Con Nicole Kidman, Hugh Jackman, Brandon Walters

Drammatico, 155′, USA/Australia

Sarah Ashley (Nicole Kidman) è un nobildonna inglese che nel 1939 decide di raggiungere il marito in Australia, nel tentativo di riportarlo a casa. Al suo arrivo al ranch di Faraway Downs, però, troverà ad aspettarla solamente il cadavere di Lord Ashley. Sconvolta dall’evento, venuta a conoscenza della brutta situazione in cui versano gli affari famigliari, Sarah decide di rimanere in Australia e prendere in mano la situazione, con il concorso del bel fusto Drover, mandriano di nome e di fatto (mandriano in inglese si dice, non per nulla, drover) e del piccolo Nullah, figlio di una aborigena e di un inglese. Il lungo racconto di Baz Luhrmann si snoda attraverso i diversi caratteri e scenari dell’Australia, dalle terre selvagge intorno a Faraway Downs ai quartieri alto-borghesi della città di Darwin. Sullo sfondo gli echi della Seconda Guerra Mondiale.

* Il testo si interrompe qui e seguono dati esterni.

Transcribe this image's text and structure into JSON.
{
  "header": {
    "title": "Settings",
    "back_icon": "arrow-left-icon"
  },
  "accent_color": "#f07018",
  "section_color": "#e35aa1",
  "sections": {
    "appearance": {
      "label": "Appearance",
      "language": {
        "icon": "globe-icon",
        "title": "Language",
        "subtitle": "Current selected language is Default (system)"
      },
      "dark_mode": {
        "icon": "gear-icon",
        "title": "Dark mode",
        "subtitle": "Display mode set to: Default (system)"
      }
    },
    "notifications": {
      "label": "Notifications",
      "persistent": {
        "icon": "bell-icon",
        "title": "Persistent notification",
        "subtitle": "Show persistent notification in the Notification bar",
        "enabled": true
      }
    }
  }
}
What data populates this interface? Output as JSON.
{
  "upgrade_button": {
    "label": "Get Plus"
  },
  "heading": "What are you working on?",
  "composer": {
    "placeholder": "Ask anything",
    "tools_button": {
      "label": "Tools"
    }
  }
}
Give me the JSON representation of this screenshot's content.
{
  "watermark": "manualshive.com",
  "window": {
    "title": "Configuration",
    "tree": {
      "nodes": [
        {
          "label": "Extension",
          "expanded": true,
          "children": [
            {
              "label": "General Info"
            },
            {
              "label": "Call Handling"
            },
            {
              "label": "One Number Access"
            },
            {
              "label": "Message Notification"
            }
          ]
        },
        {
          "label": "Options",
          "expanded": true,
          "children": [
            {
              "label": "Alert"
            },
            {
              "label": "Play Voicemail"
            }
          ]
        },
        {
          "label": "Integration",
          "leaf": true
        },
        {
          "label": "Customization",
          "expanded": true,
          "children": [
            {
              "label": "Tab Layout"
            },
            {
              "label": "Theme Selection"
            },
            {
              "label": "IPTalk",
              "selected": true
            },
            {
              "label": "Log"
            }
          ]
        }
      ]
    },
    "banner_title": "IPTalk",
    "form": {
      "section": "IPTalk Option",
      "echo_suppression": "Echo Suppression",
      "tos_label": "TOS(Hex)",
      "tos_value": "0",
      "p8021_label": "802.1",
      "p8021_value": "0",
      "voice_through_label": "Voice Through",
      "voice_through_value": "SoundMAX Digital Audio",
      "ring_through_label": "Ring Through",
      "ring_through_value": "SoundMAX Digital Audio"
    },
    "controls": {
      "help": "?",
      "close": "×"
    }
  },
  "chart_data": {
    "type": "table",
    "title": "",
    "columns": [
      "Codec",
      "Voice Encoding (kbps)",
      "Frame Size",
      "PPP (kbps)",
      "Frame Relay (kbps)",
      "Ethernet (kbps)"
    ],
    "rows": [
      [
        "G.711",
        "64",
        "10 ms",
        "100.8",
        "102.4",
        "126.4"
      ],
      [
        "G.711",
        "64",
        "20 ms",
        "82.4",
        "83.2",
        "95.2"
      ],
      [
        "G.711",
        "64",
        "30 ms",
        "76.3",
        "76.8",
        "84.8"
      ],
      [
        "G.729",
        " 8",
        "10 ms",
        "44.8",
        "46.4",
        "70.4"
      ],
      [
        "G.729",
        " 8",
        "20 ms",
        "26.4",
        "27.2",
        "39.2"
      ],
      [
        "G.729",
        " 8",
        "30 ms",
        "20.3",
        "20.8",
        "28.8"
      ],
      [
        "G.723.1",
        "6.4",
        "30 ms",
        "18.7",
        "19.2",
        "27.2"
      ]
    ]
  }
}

Il tocco di un regista geniale come Baz Luhrmann (Romeo+Juliet, Moulin Rouge!) non manca. La sua mano si riconosce nei colori, negli sfondi potenti, in alcune soluzioni grafiche ingegnose e che richiamano il già citato Moulin Rouge!. Australia è un film che Luhrmann, australiano proprio come la Kidman e Jackman, ha fortemente voluto per narrare tutta l’epicità della sua terra in un kolossal magniloquente, che rimane fortemente ancorato al classico, scadendo, a livello di sceneggiatura, anche nello scontato, nel già visto. Il film tocca mille questioni (la guerra mondiale, il razzismo dei bianchi australiani, la cultura aborigena), e ciò giustifica la sproporzionata lunghezza. Tuttavia, le due ore e mezza scorrono senza problemi. Quello che manca per centrare in pieno l’obiettivo è una maggiore consistenza e originalità della trama, nonchè la prova non esaltante dei vari attori. Anche Nicole Kidman sembra vagamente appannata nei panni di un ruolo, quello della donna che si scaglia contro tutti i pregiudizi, visto e rivisto, al quale aggiunge ben poco. Hugh Jackman non mette molto altro che un petto incredibile e tanto sudore virile. La figura di Nullah, il piccolo meticcio, scade un po’ nel patetico.

Nel complesso, Australia è un buon film, da vedere una sera di inverno in tv, ma che non giustifica gli investimenti colossali e la nomea di nuovo Via col Vento col quale era stato annunciato.